Separated from her husband since autumn, blonde Mercedes Douglas, 46, finally declared that she will divorce Supreme Court Justice William O. Douglas, 64, when she goes to their home in Washington State this summer. No dissenting opinion came from the judge, who cryptically advised: "Just put me down as no comment." In 1953 he became the first Supreme Court Justice divorced while serving on the bench, when his first wife Mildred charged desertion. The second Mrs. Douglas, a onetime research assistant on the Justice's staff, will specify grounds of "mental cruelty."

Signed to a long-term pact were Singing TV Star Ricky Nelson, 22, and his slick chick Kristin Harmon, 17, applying for a marriage license in Santa Monica, Calif., all set to wed on April 20. "I don't think 22 is too young to get married, if you have found the right girl," said Rick, and Kristin, daughter of former football great Tommy Harmon, looked right as rain. Whether she will join Rick in The Adventures of Ozzie and Harriet remained to be seen, but with those clannish Nelsons gaining such a pretty new face, it seemed a safe bet.

His racing career began on the day of Grover Cleveland's first inauguration, more than 78 years ago, and now Sunny Jim Fitzsimmons, dean of American horse trainers, has decided to call it quits. Bent with spinal arthritis, he explained to friends and reporters at New York's Aqueduct race track that "I can't do things any more. People I should be hollering at, I walk right by them like they're not there."
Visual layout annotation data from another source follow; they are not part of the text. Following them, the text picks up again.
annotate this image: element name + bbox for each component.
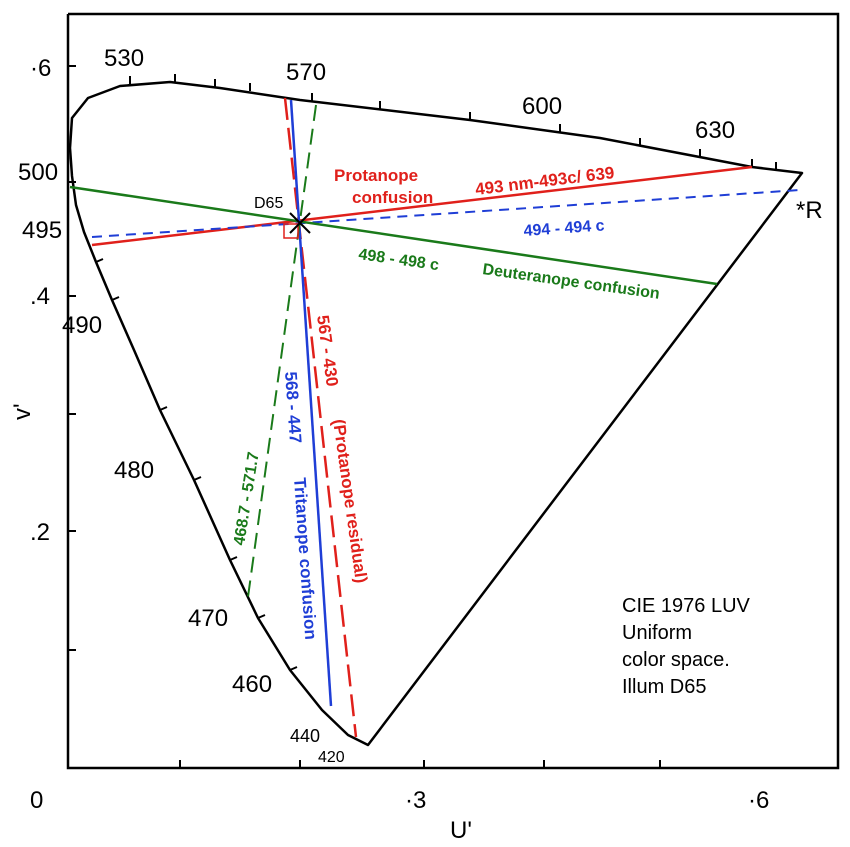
protanope-title-1: Protanope bbox=[334, 166, 418, 185]
tritanope-pair-label: 568 - 447 bbox=[281, 371, 305, 444]
wl-470: 470 bbox=[188, 605, 228, 632]
wl-420: 420 bbox=[318, 749, 345, 766]
protanope-title-2: confusion bbox=[352, 188, 433, 207]
caption-line-1: CIE 1976 LUV bbox=[622, 595, 751, 617]
protanope-residual-label: 567 - 430 bbox=[313, 314, 342, 388]
axis-ticks bbox=[67, 65, 661, 768]
spectral-locus bbox=[68, 80, 804, 747]
v-tick-04: .4 bbox=[30, 283, 50, 310]
u-tick-03: ·3 bbox=[405, 787, 426, 814]
deuteranope-pair-label: 498 - 498 c bbox=[357, 246, 440, 274]
d65-label: D65 bbox=[254, 195, 283, 212]
wl-570: 570 bbox=[286, 59, 326, 86]
d65-marker bbox=[283, 212, 311, 239]
protanope-confusion-line bbox=[91, 165, 753, 247]
wl-630: 630 bbox=[695, 117, 735, 144]
wl-490: 490 bbox=[62, 312, 102, 339]
tritanope-title: Tritanope confusion bbox=[290, 477, 320, 640]
wl-440: 440 bbox=[290, 726, 320, 746]
u-axis-label: U' bbox=[450, 817, 472, 844]
wl-460: 460 bbox=[232, 671, 272, 698]
wl-500: 500 bbox=[18, 159, 58, 186]
tritan-blue-dashed-line bbox=[91, 189, 801, 238]
wl-480: 480 bbox=[114, 457, 154, 484]
wl-495: 495 bbox=[22, 217, 62, 244]
red-point-label: *R bbox=[796, 197, 823, 224]
origin-label: 0 bbox=[30, 787, 43, 814]
locus-ticks bbox=[95, 74, 777, 671]
wl-600: 600 bbox=[522, 93, 562, 120]
tritanope-confusion-line bbox=[289, 99, 333, 707]
caption-line-4: Illum D65 bbox=[622, 676, 706, 698]
deuteranope-confusion-line bbox=[69, 185, 718, 286]
green-dashed-line bbox=[246, 104, 317, 605]
deuteranope-title: Deuteranope confusion bbox=[481, 261, 660, 303]
v-tick-06: ·6 bbox=[30, 55, 51, 82]
v-axis-label: v' bbox=[9, 403, 36, 420]
wl-530: 530 bbox=[104, 45, 144, 72]
plot-frame bbox=[66, 12, 840, 770]
protanope-pair-label: 493 nm-493c/ 639 bbox=[474, 163, 615, 199]
green-dashed-label: 468.7 - 571.7 bbox=[231, 451, 263, 547]
caption-line-2: Uniform bbox=[622, 622, 692, 644]
blue-dashed-label: 494 - 494 c bbox=[523, 217, 605, 240]
u-tick-06: ·6 bbox=[748, 787, 769, 814]
v-tick-02: .2 bbox=[30, 519, 50, 546]
caption-line-3: color space. bbox=[622, 649, 730, 671]
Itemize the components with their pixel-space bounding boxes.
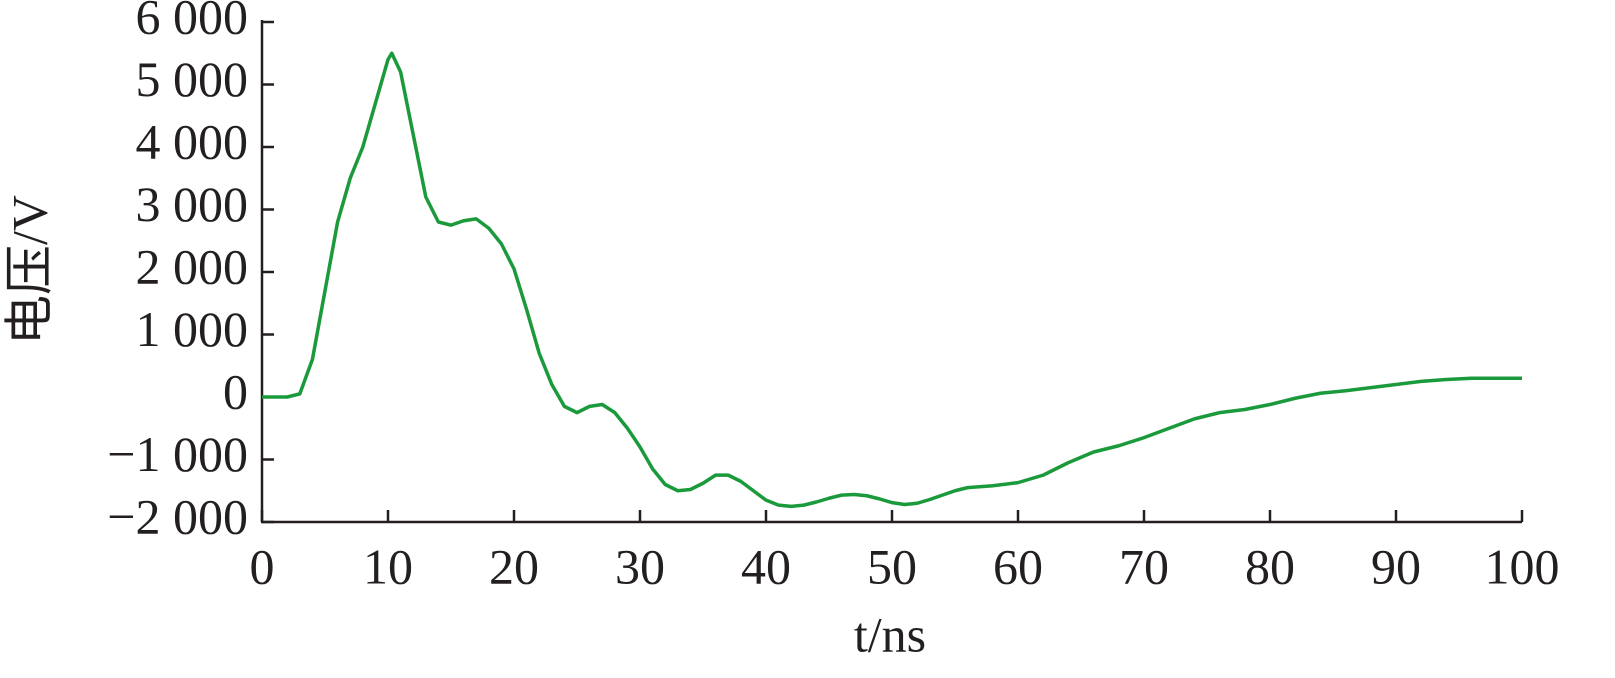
- x-tick-label: 30: [615, 538, 665, 594]
- x-tick-label: 70: [1119, 538, 1169, 594]
- y-tick-label: 5 000: [136, 51, 249, 107]
- x-tick-label: 0: [250, 538, 275, 594]
- y-axis-label: 电压/V: [1, 195, 57, 345]
- x-tick-label: 50: [867, 538, 917, 594]
- y-tick-label: −1 000: [107, 426, 248, 482]
- x-tick-label: 40: [741, 538, 791, 594]
- y-tick-label: 2 000: [136, 238, 249, 294]
- y-tick-label: 3 000: [136, 176, 249, 232]
- x-tick-label: 100: [1485, 538, 1560, 594]
- y-tick-label: 0: [223, 363, 248, 419]
- x-axis-label: t/ns: [854, 606, 926, 662]
- x-tick-label: 10: [363, 538, 413, 594]
- y-tick-label: 1 000: [136, 301, 249, 357]
- y-tick-label: 6 000: [136, 0, 249, 44]
- x-tick-label: 90: [1371, 538, 1421, 594]
- x-tick-label: 80: [1245, 538, 1295, 594]
- data-line: [262, 51, 1522, 509]
- x-tick-label: 20: [489, 538, 539, 594]
- x-tick-label: 60: [993, 538, 1043, 594]
- y-tick-label: 4 000: [136, 113, 249, 169]
- y-tick-label: −2 000: [107, 488, 248, 544]
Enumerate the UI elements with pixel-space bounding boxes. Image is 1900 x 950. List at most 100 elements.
On their annual four-day protest march to London, Britain's ban-the-bomb Aldermaston Marchers were snugly camped out at Reading when down swooped Scotland Yard, looking terribly grim. Wot's this? demanded the sleuths, and went around seizing a curious little pamphlet entitled R.S.G.-6 from the marchers. It outlined British plans in the event of a nuclear attack, even pinpointed emergency centers of government in case London is destroyed--along with hints that the marchers might want to picket one such site along their route. Publisher: an outfit calling itself "Spies for Peace."